No terceiro domingo da Quaresma a Palavra de Deus que hoje nos é proposta afirma, essencialmente, que o nosso Deus está sempre presente ao longo da nossa caminhada pela história e que só Ele nos oferece um horizonte de vida eterna, de realização plena, de felicidade perfeita. Oração, penitência e acusação de si mesmos são indispensáveis para combater o mal e nos saciarmos da sede da fé e do fogo do amor que só Cristo pode nos dar!

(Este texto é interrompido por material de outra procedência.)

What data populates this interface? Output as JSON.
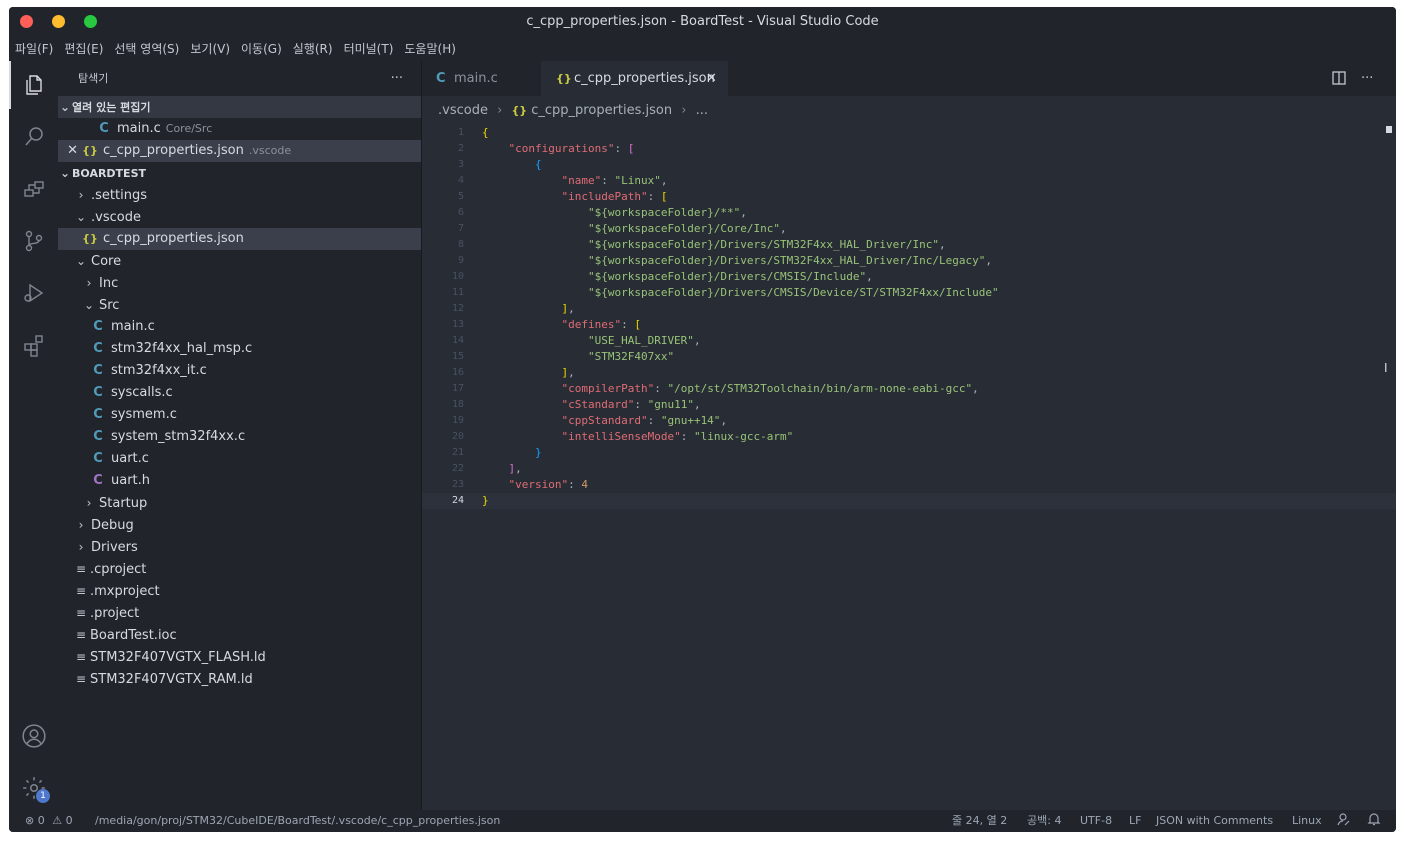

Contemplamos na liturgia deste terceiro domingo da Quaresma o Cristo que é a água para a nossa sede. Ele é a própria fonte, à qual todos podemos acorrer com nossa sede de vida, de sentido, de esperança e de fé. A Sua Palavra e a Sua Presença nos fortalecem no empenho de promover e cuidar da vida do mundo(em consonância com a Campanha da Fraternidade 2020) que tem sede de paz, dignidade e partilha.
A primeira leitura(cf. Ex 17,3-7) mostra como Deus acompanhou a caminhada dos hebreus pelo deserto do Sinai e como, nos momentos de crise, respondeu às necessidades do seu Povo. O quadro revela a pedagogia de Deus e dá-nos a chave para entender a lógica de Deus, manifestada em cada passo da história da salvação.

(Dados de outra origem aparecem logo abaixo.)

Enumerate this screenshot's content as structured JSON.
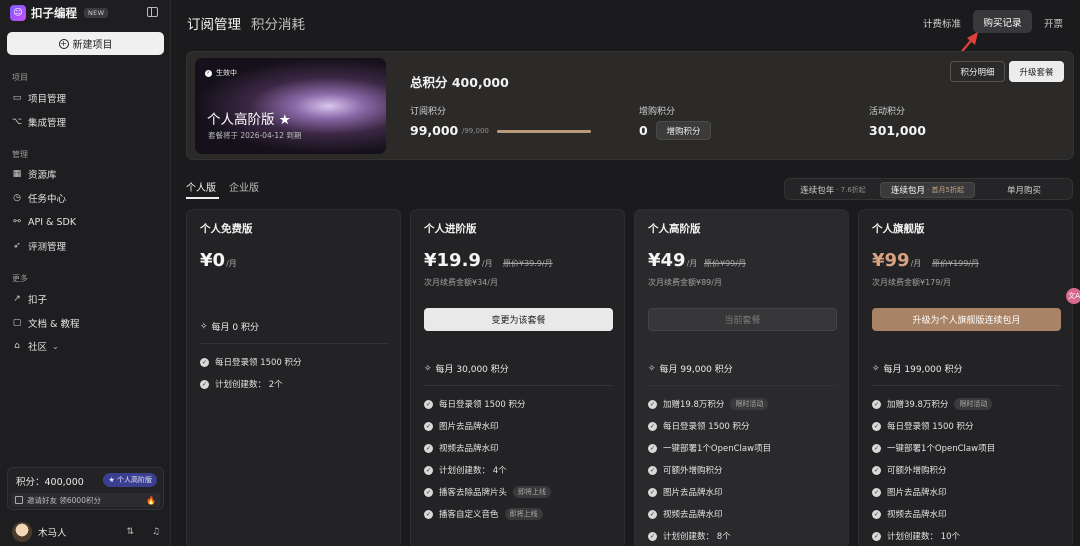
{
  "app": {
    "name": "扣子编程",
    "badge": "NEW",
    "new_project": "新建项目"
  },
  "sidebar": {
    "sections": [
      {
        "title": "项目",
        "items": [
          {
            "label": "项目管理",
            "icon": "folder-icon"
          },
          {
            "label": "集成管理",
            "icon": "plug-icon"
          }
        ]
      },
      {
        "title": "管理",
        "items": [
          {
            "label": "资源库",
            "icon": "grid-icon"
          },
          {
            "label": "任务中心",
            "icon": "clock-icon"
          },
          {
            "label": "API & SDK",
            "icon": "nodes-icon"
          },
          {
            "label": "评测管理",
            "icon": "rocket-icon"
          }
        ]
      },
      {
        "title": "更多",
        "items": [
          {
            "label": "扣子",
            "icon": "arrow-icon"
          },
          {
            "label": "文档 & 教程",
            "icon": "book-icon"
          },
          {
            "label": "社区",
            "icon": "community-icon"
          }
        ]
      }
    ],
    "points_label": "积分：400,000",
    "plan_tag": "个人高阶版",
    "invite": "邀请好友 领6000积分",
    "user_name": "木马人"
  },
  "header": {
    "tabs": [
      "订阅管理",
      "积分消耗"
    ],
    "links": [
      "计费标准",
      "购买记录",
      "开票"
    ]
  },
  "summary": {
    "status": "生效中",
    "plan_name": "个人高阶版 ★",
    "expire": "套餐将于 2026-04-12 到期",
    "total": "总积分  400,000",
    "subscription_label": "订阅积分",
    "subscription_value": "99,000",
    "subscription_total": "/99,000",
    "subscription_progress": 1.0,
    "addon_label": "增购积分",
    "addon_value": "0",
    "addon_button": "增购积分",
    "activity_label": "活动积分",
    "activity_value": "301,000",
    "detail_button": "积分明细",
    "upgrade_button": "升级套餐"
  },
  "plan_tabs": [
    "个人版",
    "企业版"
  ],
  "billing": [
    {
      "label": "连续包年",
      "discount": "· 7.6折起"
    },
    {
      "label": "连续包月",
      "discount": "· 首月5折起"
    },
    {
      "label": "单月购买",
      "discount": ""
    }
  ],
  "plans": [
    {
      "title": "个人免费版",
      "price": "¥0",
      "per": "/月",
      "orig": "",
      "renew": "",
      "button": "",
      "monthly": "每月 0 积分",
      "features": [
        {
          "text": "每日登录领 1500 积分",
          "tag": ""
        },
        {
          "text": "计划创建数： 2个",
          "tag": ""
        }
      ]
    },
    {
      "title": "个人进阶版",
      "price": "¥19.9",
      "per": "/月",
      "orig": "原价¥39.9/月",
      "renew": "次月续费金额¥34/月",
      "button": "变更为该套餐",
      "monthly": "每月 30,000 积分",
      "features": [
        {
          "text": "每日登录领 1500 积分",
          "tag": ""
        },
        {
          "text": "图片去品牌水印",
          "tag": ""
        },
        {
          "text": "视频去品牌水印",
          "tag": ""
        },
        {
          "text": "计划创建数： 4个",
          "tag": ""
        },
        {
          "text": "播客去除品牌片头",
          "tag": "即将上线"
        },
        {
          "text": "播客自定义音色",
          "tag": "即将上线"
        }
      ]
    },
    {
      "title": "个人高阶版",
      "price": "¥49",
      "per": "/月",
      "orig": "原价¥99/月",
      "renew": "次月续费金额¥89/月",
      "button": "当前套餐",
      "monthly": "每月 99,000 积分",
      "features": [
        {
          "text": "加赠19.8万积分",
          "tag": "限时活动"
        },
        {
          "text": "每日登录领 1500 积分",
          "tag": ""
        },
        {
          "text": "一键部署1个OpenClaw项目",
          "tag": ""
        },
        {
          "text": "可额外增购积分",
          "tag": ""
        },
        {
          "text": "图片去品牌水印",
          "tag": ""
        },
        {
          "text": "视频去品牌水印",
          "tag": ""
        },
        {
          "text": "计划创建数： 8个",
          "tag": ""
        }
      ]
    },
    {
      "title": "个人旗舰版",
      "price": "¥99",
      "per": "/月",
      "orig": "原价¥199/月",
      "renew": "次月续费金额¥179/月",
      "button": "升级为个人旗舰版连续包月",
      "monthly": "每月 199,000 积分",
      "features": [
        {
          "text": "加赠39.8万积分",
          "tag": "限时活动"
        },
        {
          "text": "每日登录领 1500 积分",
          "tag": ""
        },
        {
          "text": "一键部署1个OpenClaw项目",
          "tag": ""
        },
        {
          "text": "可额外增购积分",
          "tag": ""
        },
        {
          "text": "图片去品牌水印",
          "tag": ""
        },
        {
          "text": "视频去品牌水印",
          "tag": ""
        },
        {
          "text": "计划创建数： 10个",
          "tag": ""
        }
      ]
    }
  ],
  "colors": {
    "accent_gold": "#a88366",
    "price_gold": "#d9a27e",
    "arrow_red": "#e0403a"
  }
}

A segunda leitura(cf. Rm 5,1-2.5-8) repete, noutros termos, o ensinamento da primeira: Deus acompanha o seu Povo em marcha pela história; e, apesar do pecado e da infidelidade, insiste em oferecer ao seu Povo – de forma gratuita e incondicional – a salvação.
O Evangelho(cf. Jo 4,5-42) também não se afasta desta temática… Garante-nos que, através de Jesus, Deus oferece ao homem a felicidade (não a felicidade ilusória, parcial e falível, mas a vida eterna). Quem acolhe o dom de Deus e aceita Jesus como “o salvador do mundo” torna-se um Homem Novo, que vive do Espírito e que caminha ao encontro da vida plena e definitiva. No tempo de Jesus, um judeu dirigir-se à uma mulher samaritana(cf. Jo 4,7-9) era o cúmulo da impureza – qualquer contato com um samaritano tornava o judeu impuro. É misterioso o fato de que a mulher vai buscar água no poço na hora do almoço, quando Jesus estava lá(v. 5). Quando Jesus fala de Água Viva, a mulher entende água comum do poço(v. 11), mas, à medida que Jesus aprofunda o sentido do que disse, a mulher descobre que água de vida eterna é o próprio homem diante dela(v. 19). Ela se esqueceu de que fora ao poço buscar água material e descobre aquele que é fonte de água que dá vida eterna e abre seu coração a ele(v. 15-18). Jesus, também, abriu seu coração àquela mulher que nunca havia visto, revelando-lhe sua verdadeira identidade(v. 25). Por que aquela desconhecida conseguiu o que ninguém, nem seus amigos, havia conseguido? Porque possuía uma simplicidade de coração mesmo sendo pecadora; deixou Jesus educar seu desejo material e ele a conduziu ao desejo da vida do Espírito; foi sincera e transparente, não escondeu seu pecado. Muitos de nós nunca tivemos uma verdadeira experiência de Deus, porque temos dificuldade em nos reconhecer pecadores, abrir nosso coração para ele.
Jesus rompe com todas as barreiras discriminatórias baseadas em crenças religiosas. Porque para Ele o novo povo deve adorar a Deus em Espírito e Verdade. Jesus é a revelação de que Deus está presente em todos os valores de todos os povos e culturas, conferindo uma dimensão de eternidade a todo ato de amor que promove a vida. Senhor Deus, nosso Pai, nós queremos te conhecer. Mas muitas vezes os nossos olhos não vos enxergam. Assim como a Samaritana queremos te reconhecer, acolher em Jesus, vosso filho. Dá-me a graça.
O prefácio da Missa de hoje é significativo: “Ao pedir à Samaritana que lhe desse de beber, Jesus lhe dava o dom de crer. E, saciada sua sede de fé lhe acrescentou o fogo do amor”. Aprendamos com a samaritana! Sejamos abertos a Jesus e ele terá a liberdade de se revelar a nós e nos purificar com sua graça santificante e transformadora.